Mirror Field Memorial at Babyn Yar (photo credit: DMITRIY STOIKOV)
Mirror Field Memorial at Babyn Yar
(photo credit: DMITRIY STOIKOV)
On September 29-30, 1941, the Jews of Kyiv were rounded up and marched to the wooded ravine of Babyn Yar, where they were stripped naked and shot dead by Nazi Einsatzgruppen execution squads and their willing Ukrainian collaborators, the bodies piled up in layers, one on top of the other. Over two days, 33,771 Jews were massacred.

It was, to that point, the largest single mass killing of the Holocaust. Others would follow: Tens of thousands of Jews were massacred by Nazi and Romanian troops in Odessa in a similar fashion over a two-day period in October of the same year. All told, over one and a half million Jews would be murdered throughout the Pale of Settlement in what has come to be known as the “Holocaust by Bullets.” 

As former Chief Rabbi Yisrael Meir Lau reminds us, if the world had reacted to Babyn Yar, perhaps - just perhaps - the Wannsee Conference, where, three months later, the Nazis decided on the “Final Solution,” would have reached a different conclusion. 

Babyn Yar has become a symbol of the ‘Holocaust by Bullets’ and the fate of Soviet Jews during the Nazi invasion, yet, to this day, there is no worthy memorial to an event of such horrific historical importance. 

Two crimes, it has been said, took place at Babyn Yar, the massacre and the blotting out of its memory.

It was the Soviet poet Yevgeny Yevtushenko, who in 1961 first brought the world’s attention to the Soviet erasure of memory at the site with his poem “Babyn Yar,” which begins with the line: “No monument stands over Babyn Yar / A steep cliff only, like the rudest headstone."
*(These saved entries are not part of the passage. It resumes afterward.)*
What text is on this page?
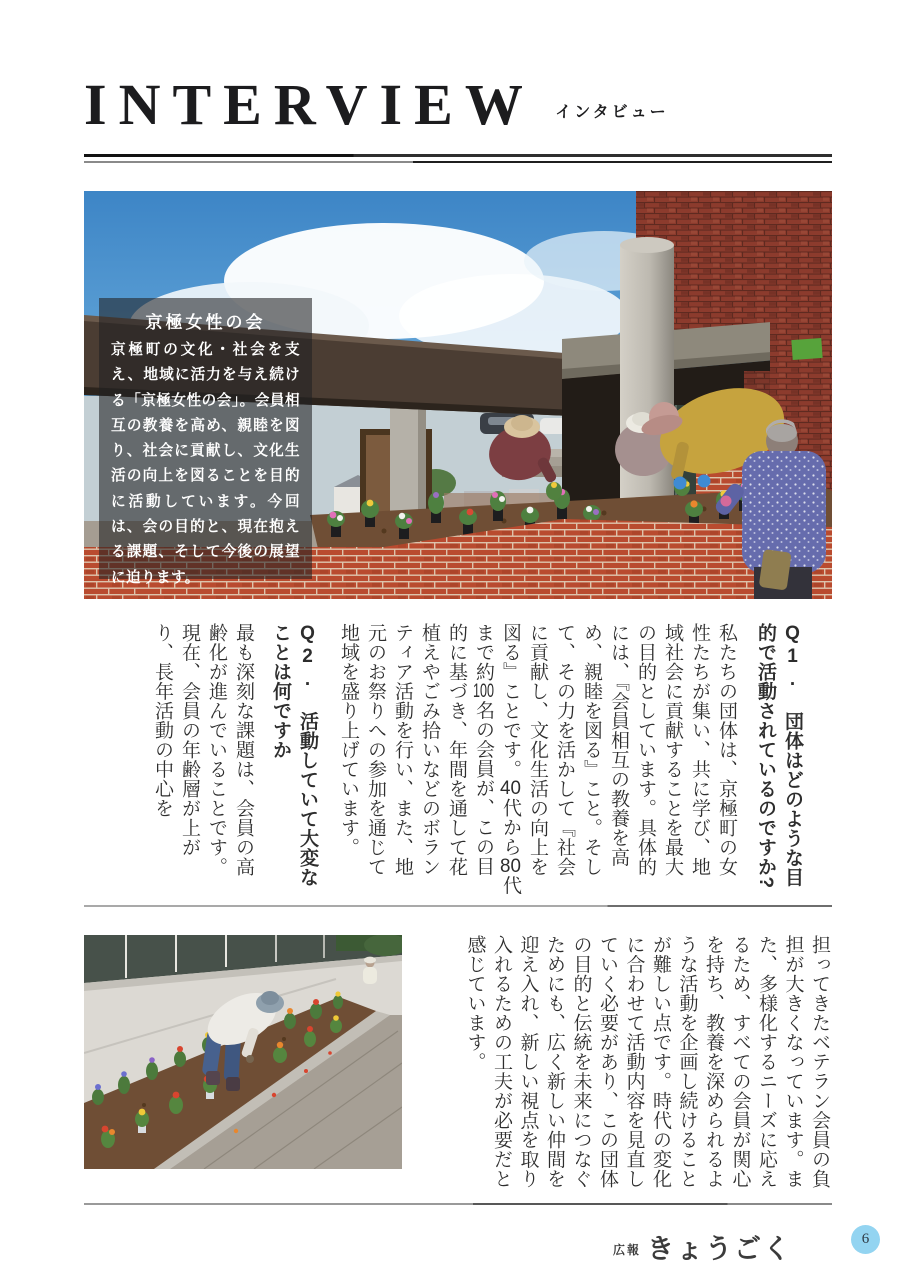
INTERVIEW インタビュー
京極女性の会
京極町の文化・社会を支え、地域に活力を与え続ける「京極女性の会」。会員相互の教養を高め、親睦を図り、社会に貢献し、文化生活の向上を図ることを目的に活動しています。今回は、会の目的と、現在抱える課題、そして今後の展望に迫ります。

Q1.　団体はどのような目的で活動されているのですか?

私たちの団体は、京極町の女性たちが集い、共に学び、地域社会に貢献することを最大の目的としています。具体的には、『会員相互の教養を高め、親睦を図る』こと。そして、その力を活かして『社会に貢献し、文化生活の向上を図る』ことです。40代から80代まで約100名の会員が、この目的に基づき、年間を通して花植えやごみ拾いなどのボランティア活動を行い、また、地元のお祭りへの参加を通じて地域を盛り上げています。

Q2.　活動していて大変なことは何ですか

最も深刻な課題は、会員の高齢化が進んでいることです。現在、会員の年齢層が上がり、長年活動の中心を

担ってきたベテラン会員の負担が大きくなっています。また、多様化するニーズに応えるため、すべての会員が関心を持ち、教養を深められるような活動を企画し続けることが難しい点です。時代の変化に合わせて活動内容を見直していく必要があり、この団体の目的と伝統を未来につなぐためにも、広く新しい仲間を迎え入れ、新しい視点を取り入れるための工夫が必要だと感じています。

$^{広報}$ きょうごく	6
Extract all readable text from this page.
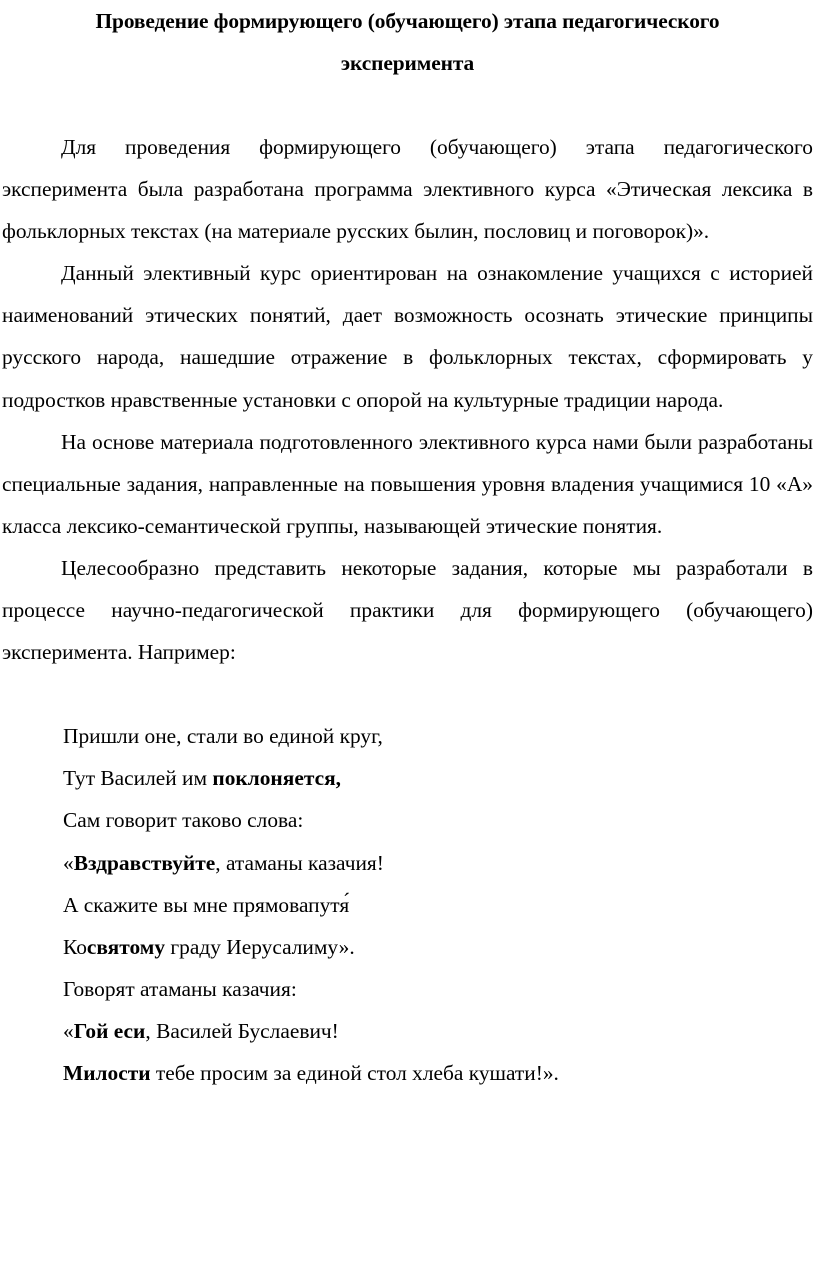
Проведение формирующего (обучающего) этапа педагогического

эксперимента

Для проведения формирующего (обучающего) этапа педагогического эксперимента была разработана программа элективного курса «Этическая лексика в фольклорных текстах (на материале русских былин, пословиц и поговорок)».

Данный элективный курс ориентирован на ознакомление учащихся с историей наименований этических понятий, дает возможность осознать этические принципы русского народа, нашедшие отражение в фольклорных текстах, сформировать у подростков нравственные установки с опорой на культурные традиции народа.

На основе материала подготовленного элективного курса нами были разработаны специальные задания, направленные на повышения уровня владения учащимися 10 «А» класса лексико-семантической группы, называющей этические понятия.

Целесообразно представить некоторые задания, которые мы разработали в процессе научно-педагогической практики для формирующего (обучающего) эксперимента. Например:

Пришли оне, стали во единой круг,
Тут Василей им поклоняется,
Сам говорит таково слова:
«Вздравствуйте, атаманы казачия!
А скажите вы мне прямовапутя́
Косвятому граду Иерусалиму».
Говорят атаманы казачия:
«Гой еси, Василей Буслаевич!
Милости тебе просим за единой стол хлеба кушати!».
But even after Yevtushenko, it took another fifteen years before the Soviets erected a memorial to “Soviet Citizens and POWs” shot by the Nazi occupiers. After the fall of the Soviet Union, Ukrainian authorities permitted the erection of a menorah to commemorate Jewish victims.

In 2016, with the support of then-President Petro Poroshenko, plans were drawn up for the Babyn Yar Holocaust Memorial Center, an ambitious museum, research, and education center currently scheduled to fully open in 2026 after several delays. Current Ukrainian President Volodymyr Zelensky recently said that the establishment of the memorial center is extremely important to the country and its history. 
Shmuel Rosenman. (Credit: YOSSI ZELIGER)Shmuel Rosenman. (Credit: YOSSI ZELIGER)

The museum should have been built a long time ago, and its importance increases with every day that passes. 

With antisemitism once again on the rise around the world, and with phenomena such as Holocaust denial and attempts to rewrite history, it is important to expose people to the horrors that occurred. With economic and political instability increasing and creating fertile ground for fascism and antisemitism, it is important to remember what led to the terrible events of World War II.
We are living in the last generation in which survivors can tell their own story of the Holocaust and therefore, we at the International March of the Living believe that without employing digital and other modern technologies, we won’t be able to preserve the memory for the young generation who will not have the opportunity to meet a living survivor. 

This is why we partnered a few years ago with the Shoah Foundation, and together we are building a living memory using new technologies to bring survivor testimonies to life.

Eva’s Story, an Instagram diary based on the real-life story of a Hungarian Jewish girl murdered in Auschwitz, is a successful example of the use of technology to preserve Holocaust memory.  It reached tens of millions of people around the world thanks to its use of 21st-century social media that brings the Holocaust to the young generation in a language it can relate to. 

This week, the Babyn Yar Holocaust Memorial Center will open three outdoor audio and visual installations as it marks the 79th anniversary of the massacre. As they walk through the installations, visitors will hear the names of some 18,000 people murdered at Babyn Yar – collected as part of the Center’s Names Project – followed by El Malei Rachamim, the Jewish prayer for the dead. 

It is a welcome step on the road to finally restoring the voices and memory of Babyn Yar’s victims. 
Dr. Shmuel Rosenman is the chairman of the International March of The Living.